Tom Hanney: Theresa May will sie nutzen, um ihr Austrittsabkommen doch noch durchs Parlament zu bringen. Irland steht einer Verlängerung offen gegenüber und unterstützt jeden Versuch, der zu einem geordneten Brexit führen könnte.
Dublin spielt im Brexit-Streit eine zentrale Rolle. Eine harte Grenze zwischen Irland und der britischen Provinz Nordirland soll unter allen Umständen verhindert werden.

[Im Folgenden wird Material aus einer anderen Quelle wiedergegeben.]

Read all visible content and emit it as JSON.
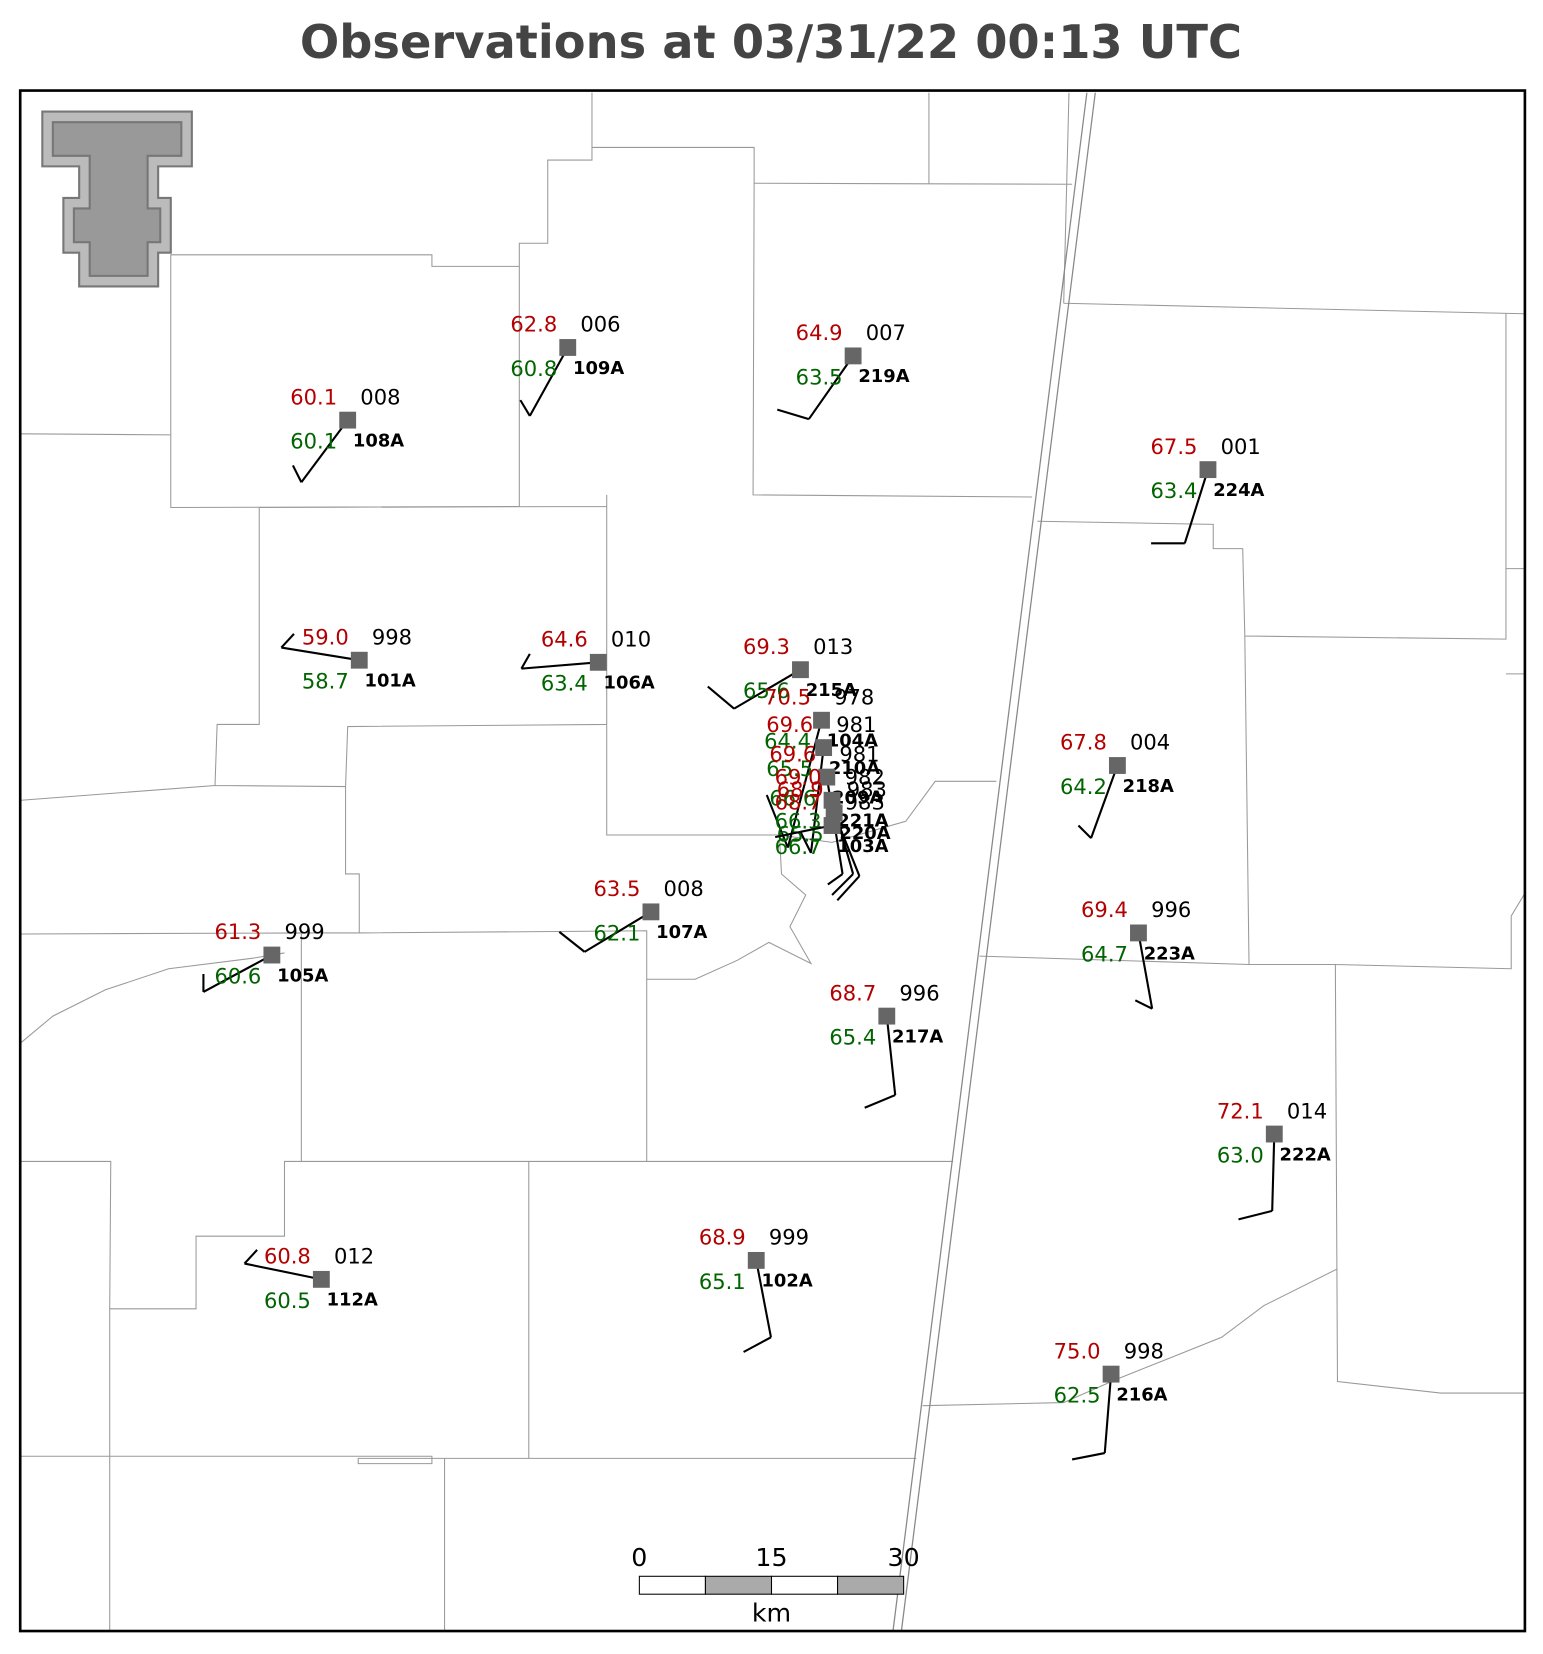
{
  "title": "Observations at 03/31/22 00:13 UTC",
  "stations": [
    {
      "id": "108A",
      "temperature": "60.1",
      "dewpoint": "60.1",
      "pressure": "008"
    },
    {
      "id": "109A",
      "temperature": "62.8",
      "dewpoint": "60.8",
      "pressure": "006"
    },
    {
      "id": "219A",
      "temperature": "64.9",
      "dewpoint": "63.5",
      "pressure": "007"
    },
    {
      "id": "224A",
      "temperature": "67.5",
      "dewpoint": "63.4",
      "pressure": "001"
    },
    {
      "id": "101A",
      "temperature": "59.0",
      "dewpoint": "58.7",
      "pressure": "998"
    },
    {
      "id": "106A",
      "temperature": "64.6",
      "dewpoint": "63.4",
      "pressure": "010"
    },
    {
      "id": "215A",
      "temperature": "69.3",
      "dewpoint": "65.6",
      "pressure": "013"
    },
    {
      "id": "218A",
      "temperature": "67.8",
      "dewpoint": "64.2",
      "pressure": "004"
    },
    {
      "id": "107A",
      "temperature": "63.5",
      "dewpoint": "62.1",
      "pressure": "008"
    },
    {
      "id": "105A",
      "temperature": "61.3",
      "dewpoint": "60.6",
      "pressure": "999"
    },
    {
      "id": "223A",
      "temperature": "69.4",
      "dewpoint": "64.7",
      "pressure": "996"
    },
    {
      "id": "217A",
      "temperature": "68.7",
      "dewpoint": "65.4",
      "pressure": "996"
    },
    {
      "id": "222A",
      "temperature": "72.1",
      "dewpoint": "63.0",
      "pressure": "014"
    },
    {
      "id": "112A",
      "temperature": "60.8",
      "dewpoint": "60.5",
      "pressure": "012"
    },
    {
      "id": "102A",
      "temperature": "68.9",
      "dewpoint": "65.1",
      "pressure": "999"
    },
    {
      "id": "216A",
      "temperature": "75.0",
      "dewpoint": "62.5",
      "pressure": "998"
    },
    {
      "id": "104A",
      "temperature": "70.5",
      "dewpoint": "64.4",
      "pressure": "978"
    },
    {
      "id": "210A",
      "temperature": "69.6",
      "dewpoint": "65.5",
      "pressure": "981"
    },
    {
      "id": "209A",
      "temperature": "69.6",
      "dewpoint": "66.6",
      "pressure": "981"
    },
    {
      "id": "221A",
      "temperature": "69.0",
      "dewpoint": "66.3",
      "pressure": "982"
    },
    {
      "id": "220A",
      "temperature": "68.9",
      "dewpoint": "65.5",
      "pressure": "983"
    },
    {
      "id": "103A",
      "temperature": "68.7",
      "dewpoint": "66.7",
      "pressure": "983"
    }
  ],
  "scale_bar": {
    "ticks": [
      0,
      15,
      30
    ],
    "unit": "km"
  }
}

Der irischen Regierung geht es darum, den Friedensprozess in Nordirland zu schützen und eine harte Grenze in Irland zu verhindern. Wird das Austrittsabkommen akzeptiert, haben wir eine Übergangsphase von zwei bis drei Jahren, in der die künftigen Beziehungen verhandelt werden können. Der berühmte Backstop ist nur eine Notlösung: Falls wir uns in der Übergangsphase nicht einigen, kommt er ins Spiel - und das Vereinigte Königreich bleibt in der Zollunion der EU.
Daran stoßen sich viele Abgeordnete in Westminster. Wegen des Backstop haben sie Mays Brexit-Deal abgelehnt. Halten Sie ihn dennoch für lebendig?
Ja, der Deal lebt. Bis der Parlamentspräsident Anfang der Woche meinte, dass May denselben Deal nicht noch einmal zur Abstimmung bringen darf, war zu erwarten, dass es ein Votum diese Woche und vielleicht noch ein weiteres Ende des Monats geben wird. May hoffte, dass der Widerstand dagegen weniger wird, je näher der Brexit rückt. Sie drohte mit einer langfristigen Verschiebung, wenn das Unterhaus ihren Deal nicht annimmt. Dublin vertritt die Position, dass das Austrittsabkommen die beste Lösung ist. Es liegt im Moment nichts anderes auf dem Tisch und wir hoffen, dass es doch noch durchgeht.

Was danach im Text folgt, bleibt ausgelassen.